The true cost of an interest rate rise on your mortgage

If interest rates were to rise by 1% next week, would you still be able to afford your mortgage payments?

What if they went up by 1.5%? Or 2%?

Not sure? Maybe you should check out a mortgage calculator to know where you stand.

The last five years or so have seen UK homeowners with tracker mortgages enjoying an incredibly favourable interest rate. In fact it has remained at 0.5% since the time of the global economic crash, a record low. And of course a low interest rate means a lower monthly mortgage repayment.

But this situation can’t last forever. In August, two of the nine members of the Bank of England’s Monetary Policy Committee voted in favour of a 0.25% rise to 0.75%. The other seven ensured the interest rate stayed where it was, but this was the first difference of opinion in several years, meaning that opinion is beginning to waver on whether the policy needs to change. And when that happens, not if, then the impact on UK borrowers, especially homeowners, could be significant.

Because although 0.25% might sound fairly insignificant, when you apply it to huge sums owed for mortgages, it can put a lot of strain on household expenditure.

Let’s look at one example.

A £400,000 home, bought with a £50,000 deposit, requires a £350,000 mortgage. Spread over 30 years, with a 0.50% rate of interest, the monthly payment is around £1,050. Not cheap, but certainly manageable for many families.

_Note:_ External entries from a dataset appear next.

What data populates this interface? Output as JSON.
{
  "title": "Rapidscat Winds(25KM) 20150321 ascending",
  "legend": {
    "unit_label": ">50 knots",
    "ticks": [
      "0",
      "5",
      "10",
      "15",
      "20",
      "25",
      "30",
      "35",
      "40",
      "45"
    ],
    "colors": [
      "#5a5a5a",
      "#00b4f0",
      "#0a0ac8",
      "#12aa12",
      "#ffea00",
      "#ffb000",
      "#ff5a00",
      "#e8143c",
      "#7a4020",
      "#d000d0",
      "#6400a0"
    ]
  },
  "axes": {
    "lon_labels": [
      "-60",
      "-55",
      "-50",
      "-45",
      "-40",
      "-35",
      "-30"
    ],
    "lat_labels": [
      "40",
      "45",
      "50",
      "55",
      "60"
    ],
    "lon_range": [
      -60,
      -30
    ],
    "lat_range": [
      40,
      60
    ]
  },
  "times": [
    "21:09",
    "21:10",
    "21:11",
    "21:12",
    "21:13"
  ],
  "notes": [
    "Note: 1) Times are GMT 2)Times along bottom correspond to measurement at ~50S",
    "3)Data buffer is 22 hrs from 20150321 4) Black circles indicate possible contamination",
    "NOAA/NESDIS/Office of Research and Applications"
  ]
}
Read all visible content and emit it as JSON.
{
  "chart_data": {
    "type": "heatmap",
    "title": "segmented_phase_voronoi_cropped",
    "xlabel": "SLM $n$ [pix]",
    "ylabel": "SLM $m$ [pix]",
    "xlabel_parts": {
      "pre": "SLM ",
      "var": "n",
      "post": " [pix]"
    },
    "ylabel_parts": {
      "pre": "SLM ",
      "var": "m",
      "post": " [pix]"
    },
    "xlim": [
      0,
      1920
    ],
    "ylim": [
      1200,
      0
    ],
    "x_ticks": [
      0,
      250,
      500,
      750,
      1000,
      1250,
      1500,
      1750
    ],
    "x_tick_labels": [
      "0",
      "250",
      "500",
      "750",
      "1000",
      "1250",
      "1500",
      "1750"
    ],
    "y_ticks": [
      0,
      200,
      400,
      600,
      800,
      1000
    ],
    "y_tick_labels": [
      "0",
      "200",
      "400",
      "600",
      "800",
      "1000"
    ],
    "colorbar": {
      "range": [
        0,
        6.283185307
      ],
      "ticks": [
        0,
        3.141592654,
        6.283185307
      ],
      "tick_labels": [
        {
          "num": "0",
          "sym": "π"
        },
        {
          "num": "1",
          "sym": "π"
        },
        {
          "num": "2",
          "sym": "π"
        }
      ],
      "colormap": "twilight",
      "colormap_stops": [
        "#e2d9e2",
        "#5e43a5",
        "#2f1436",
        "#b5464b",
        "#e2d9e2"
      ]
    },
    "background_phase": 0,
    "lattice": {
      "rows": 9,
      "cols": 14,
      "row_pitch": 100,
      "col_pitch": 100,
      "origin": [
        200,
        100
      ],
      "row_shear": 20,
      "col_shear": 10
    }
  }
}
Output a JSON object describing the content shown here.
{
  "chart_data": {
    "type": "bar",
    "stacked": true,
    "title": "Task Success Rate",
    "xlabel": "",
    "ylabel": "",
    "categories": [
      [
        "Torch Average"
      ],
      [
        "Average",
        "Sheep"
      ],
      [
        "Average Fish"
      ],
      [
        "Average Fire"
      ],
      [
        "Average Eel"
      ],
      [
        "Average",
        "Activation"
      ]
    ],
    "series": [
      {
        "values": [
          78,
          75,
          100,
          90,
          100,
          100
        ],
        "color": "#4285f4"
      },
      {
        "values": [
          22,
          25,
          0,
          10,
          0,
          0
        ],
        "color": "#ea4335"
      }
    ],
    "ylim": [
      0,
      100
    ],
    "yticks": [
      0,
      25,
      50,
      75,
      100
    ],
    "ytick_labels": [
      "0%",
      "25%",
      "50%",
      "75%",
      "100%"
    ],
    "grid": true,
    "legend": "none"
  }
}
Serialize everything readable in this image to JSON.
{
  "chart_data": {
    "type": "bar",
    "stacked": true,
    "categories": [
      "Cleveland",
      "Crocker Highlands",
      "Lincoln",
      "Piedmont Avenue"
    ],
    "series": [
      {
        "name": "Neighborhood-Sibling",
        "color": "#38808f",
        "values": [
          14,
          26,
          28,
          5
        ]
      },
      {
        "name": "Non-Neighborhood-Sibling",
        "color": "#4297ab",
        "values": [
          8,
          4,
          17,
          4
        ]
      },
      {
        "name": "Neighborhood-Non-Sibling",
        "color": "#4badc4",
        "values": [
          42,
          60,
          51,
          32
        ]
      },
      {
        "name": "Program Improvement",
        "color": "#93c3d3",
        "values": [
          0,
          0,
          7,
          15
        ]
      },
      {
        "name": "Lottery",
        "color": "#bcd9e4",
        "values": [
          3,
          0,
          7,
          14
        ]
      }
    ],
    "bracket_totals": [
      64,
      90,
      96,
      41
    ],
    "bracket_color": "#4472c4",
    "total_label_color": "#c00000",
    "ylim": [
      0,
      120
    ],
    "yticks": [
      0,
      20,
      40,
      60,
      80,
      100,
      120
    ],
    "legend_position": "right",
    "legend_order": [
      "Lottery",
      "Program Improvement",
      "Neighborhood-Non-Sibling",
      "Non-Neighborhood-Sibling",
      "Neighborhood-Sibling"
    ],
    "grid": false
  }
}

But if the interest rate changes to 1%, the monthly repayment rises to £1,125, over £75 more. That’s a big chunk out of most household budgets, money that might be needed to pay for bills, school clothes, fuel or food.

Should the interest rate climb as high as 2%, admittedly not too much of a concern right now, then repayments on this home would be almost £1,300 every month. That’s going to cause a lot of families to struggle. And when you fall behind on your payments, you put your home at risk.

So it’s of incredible importance that anyone with a variable rate mortgage knows what they would likely be paying every month if rates rise, and prepare for that eventuality. Because in all likelihood it’s not going to be long before there is an increase, and that can force you into debt if you’re not careful. Many families are living from payslip to payslip already, with the cost of energy bills ever-increasing, so having a good idea of where they stand is essential.

It’s a similar situation for anybody looking to take out a mortgage. Would you be better with a fixed rate mortgage instead? You may well end up paying a bit more over the life of the contract, but at least you will have a flat, predictable monthly payment and not have to keep worrying about what the interest rate is going to do.

If on the other hand you want to take a risk and go with a tracker mortgage, then you need to be asking yourself how much you can realistically afford to borrow. If you take on too much, and rates go up, then you may well lose your home. The market will have shrunk as well in that case, and you may find it harder to sell if you have to.

Some homeowners will be lucky, and be able to transfer their tracker mortgages to fixed rate mortgages before they hit problems. Others will not have that option. And to anyone facing that situation, the worries will quickly build up, which can affect mental and physical health, relationships, and jobs.

If you’re concerned about an interest rate rise and the impact it could have on your ability to meet your mortgage repayments, or that you may be pushed into debt, then it’s critical to seek professional financial advice before things get worse.